Jika keputusannya itu berlandaskan niat baik untuk membela kepentingan kaum nelayan dan membenahi lingkungan hidup yang terancam dengan adanya proyek reklamasi itu, dan istiqomah dengan niatnya itu hingga kapanpun, dan bukan sekedar untuk merealisasikan janji-janji kampanyenya, maka tak pantaslah beliau disebut seorang diktator. Menurut Yusril Ihza Mahendra dalam sebuah diskusi, bahwa keputusan Anis itu berpotensi melanggar hak para investor swasta karana keputusannya yang sepihak dan tak mengindahkan prinsip-prinsip hukum yang benar. Dalam hal ini kita harus melihat kepentingan yang lebih besar dan yang punya dampak jangka panjang.

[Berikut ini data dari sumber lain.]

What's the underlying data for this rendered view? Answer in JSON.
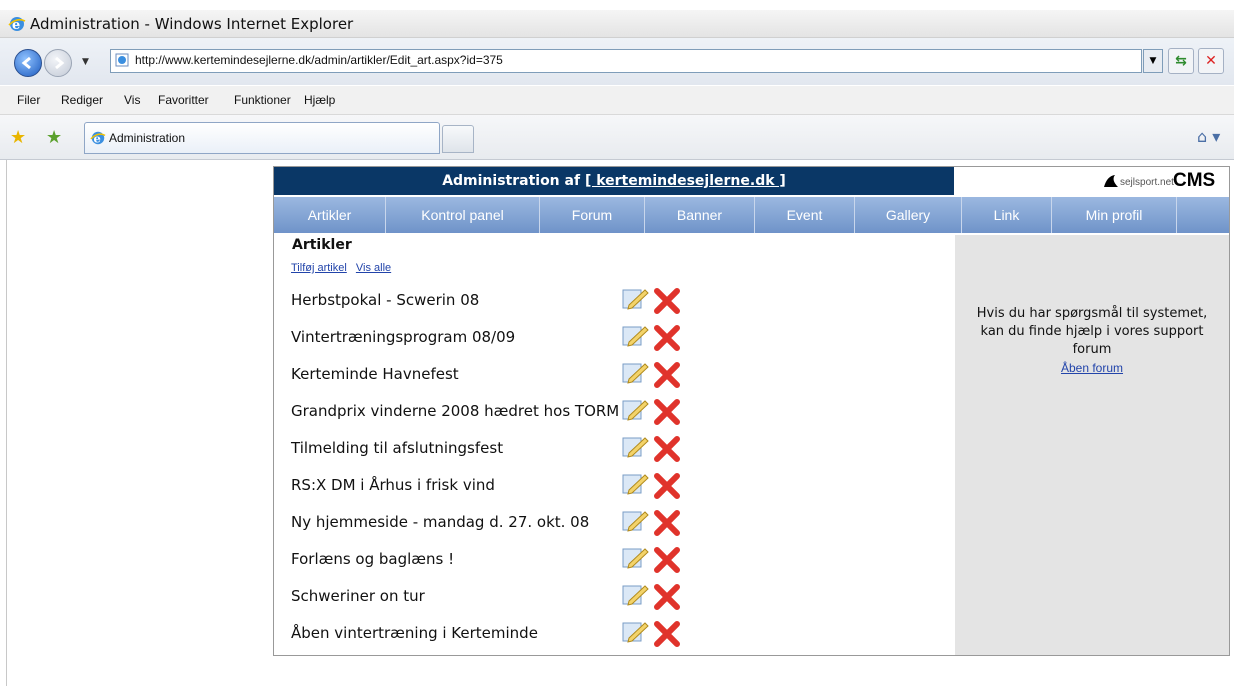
{
  "window": {
    "title": "Administration - Windows Internet Explorer"
  },
  "address": {
    "url": "http://www.kertemindesejlerne.dk/admin/artikler/Edit_art.aspx?id=375"
  },
  "menu": {
    "items": [
      "Filer",
      "Rediger",
      "Vis",
      "Favoritter",
      "Funktioner",
      "Hjælp"
    ]
  },
  "tab": {
    "label": "Administration"
  },
  "cms": {
    "header_prefix": "Administration af ",
    "header_link": "[ kertemindesejlerne.dk ]",
    "brand_small": "sejlsport.net",
    "brand_big": "CMS",
    "nav": [
      "Artikler",
      "Kontrol panel",
      "Forum",
      "Banner",
      "Event",
      "Gallery",
      "Link",
      "Min profil"
    ],
    "section_title": "Artikler",
    "link_add": "Tilføj artikel",
    "link_all": "Vis alle",
    "articles": [
      "Herbstpokal - Scwerin 08",
      "Vintertræningsprogram 08/09",
      "Kerteminde Havnefest",
      "Grandprix vinderne 2008 hædret hos TORM",
      "Tilmelding til afslutningsfest",
      "RS:X DM i Århus i frisk vind",
      "Ny hjemmeside - mandag d. 27. okt. 08",
      "Forlæns og baglæns !",
      "Schweriner on tur",
      "Åben vintertræning i Kerteminde"
    ],
    "help_line1": "Hvis du har spørgsmål til systemet,",
    "help_line2": "kan du finde hjælp i vores support",
    "help_line3": "forum",
    "help_link": "Åben forum"
  },
  "colors": {
    "header_bg": "#0a3766",
    "nav_bg": "#7fa0d2",
    "sidebar_bg": "#e4e4e4",
    "link": "#2244aa"
  }
}
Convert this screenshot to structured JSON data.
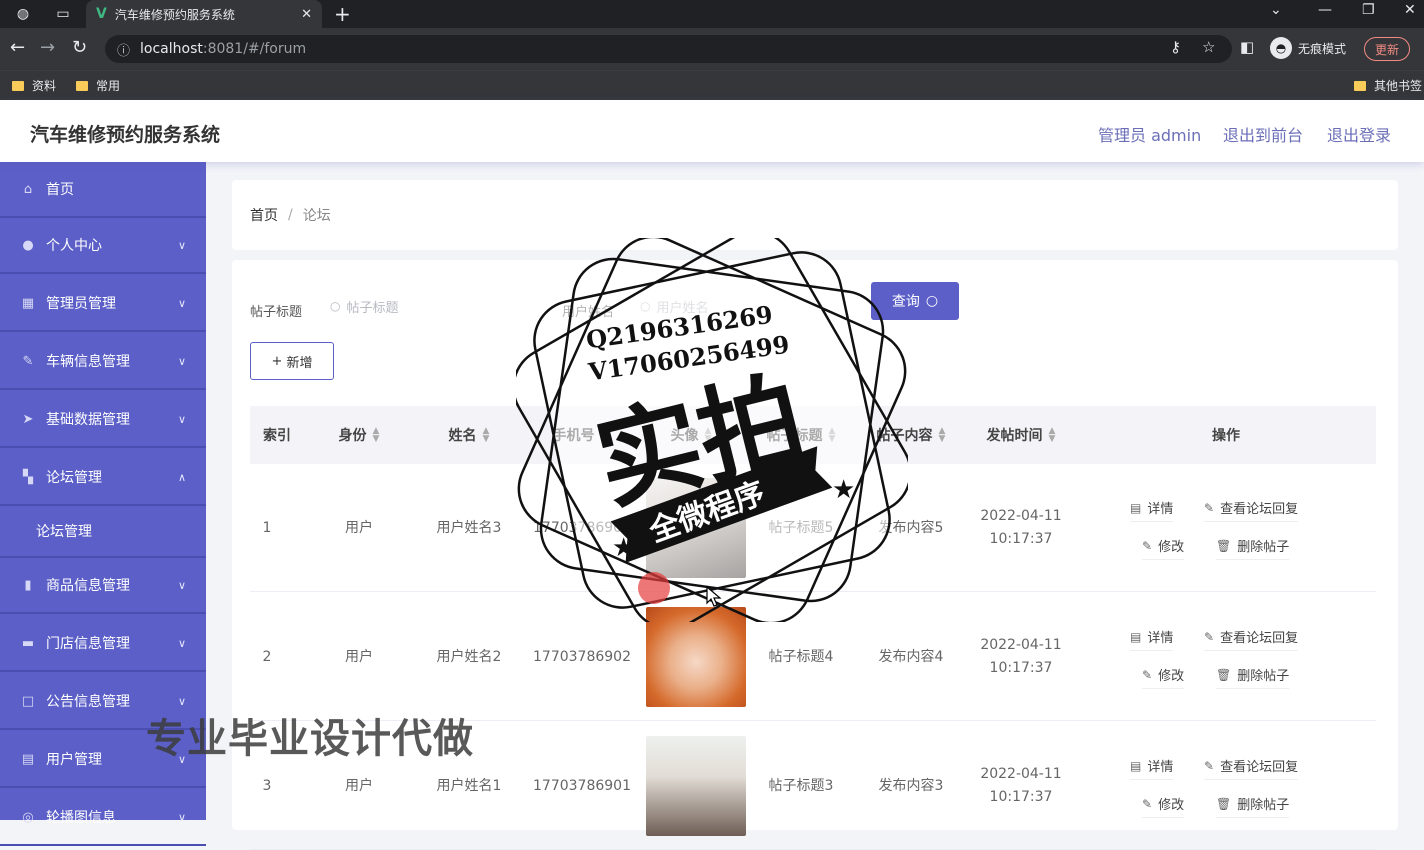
{
  "browser": {
    "tab_title": "汽车维修预约服务系统",
    "url_host": "localhost",
    "url_path": ":8081/#/forum",
    "incognito_label": "无痕模式",
    "update_label": "更新",
    "bookmarks": [
      "资料",
      "常用"
    ],
    "other_bookmarks": "其他书签"
  },
  "header": {
    "title": "汽车维修预约服务系统",
    "admin_label": "管理员 admin",
    "back_front_label": "退出到前台",
    "logout_label": "退出登录"
  },
  "sidebar": {
    "items": [
      {
        "label": "首页",
        "icon": "home-icon"
      },
      {
        "label": "个人中心",
        "icon": "user-icon"
      },
      {
        "label": "管理员管理",
        "icon": "keyboard-icon"
      },
      {
        "label": "车辆信息管理",
        "icon": "brush-icon"
      },
      {
        "label": "基础数据管理",
        "icon": "send-icon"
      },
      {
        "label": "论坛管理",
        "icon": "grid-icon"
      },
      {
        "label": "商品信息管理",
        "icon": "bar-chart-icon"
      },
      {
        "label": "门店信息管理",
        "icon": "video-icon"
      },
      {
        "label": "公告信息管理",
        "icon": "box-icon"
      },
      {
        "label": "用户管理",
        "icon": "bag-icon"
      },
      {
        "label": "轮播图信息",
        "icon": "target-icon"
      }
    ],
    "subitem_forum": "论坛管理"
  },
  "breadcrumb": {
    "home": "首页",
    "separator": "/",
    "current": "论坛"
  },
  "search": {
    "title_label": "帖子标题",
    "title_placeholder": "帖子标题",
    "name_label": "用户姓名",
    "name_placeholder": "用户姓名",
    "query_label": "查询",
    "add_label": "新增"
  },
  "table": {
    "headers": [
      "索引",
      "身份",
      "姓名",
      "手机号",
      "头像",
      "帖子标题",
      "帖子内容",
      "发帖时间",
      "操作"
    ],
    "rows": [
      {
        "index": "1",
        "role": "用户",
        "name": "用户姓名3",
        "phone": "17703786903",
        "title": "帖子标题5",
        "content": "发布内容5",
        "date": "2022-04-11",
        "time": "10:17:37"
      },
      {
        "index": "2",
        "role": "用户",
        "name": "用户姓名2",
        "phone": "17703786902",
        "title": "帖子标题4",
        "content": "发布内容4",
        "date": "2022-04-11",
        "time": "10:17:37"
      },
      {
        "index": "3",
        "role": "用户",
        "name": "用户姓名1",
        "phone": "17703786901",
        "title": "帖子标题3",
        "content": "发布内容3",
        "date": "2022-04-11",
        "time": "10:17:37"
      }
    ],
    "ops": {
      "detail": "详情",
      "view_reply": "查看论坛回复",
      "edit": "修改",
      "delete": "删除帖子"
    }
  },
  "stamp": {
    "qq": "Q2196316269",
    "wechat": "V17060256499",
    "main": "实拍",
    "ribbon": "全微程序"
  },
  "watermark": "专业毕业设计代做"
}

Apakah hak para pemilik modal dan orang kaya raya mesti selalu dimenanglan atas hak kaum miskin yang tak punya sandaran dan pegangan hidup pasti? Apakah hukum yang katanya rasional harus selalu mengalahkan hati rurani manusia yang terenyuh dan nelongso melihat sesamanya yang hanya menganga bengong dibuldozer oleh tangan-tangan kekuasaan yang super cerdas. Apakah kelaparan hari ini bisa dihibur oleh mimpi tentang kemakmuran hari esok... Apakah gedung-gedung besar dan mewah lebih berharga dari lestarinya alam yang indah dan asri? Dan apakah yang bung Yusril yang pernah katakan bahwa 70 persen tanah di republik ini telah dikuasai oleh golongan tertentu. Jawaban-jawaban atas pertanyaan-pertanyaan ini hanya bisa dijawab dengan benar oleh pemimpin yang Istiqomah.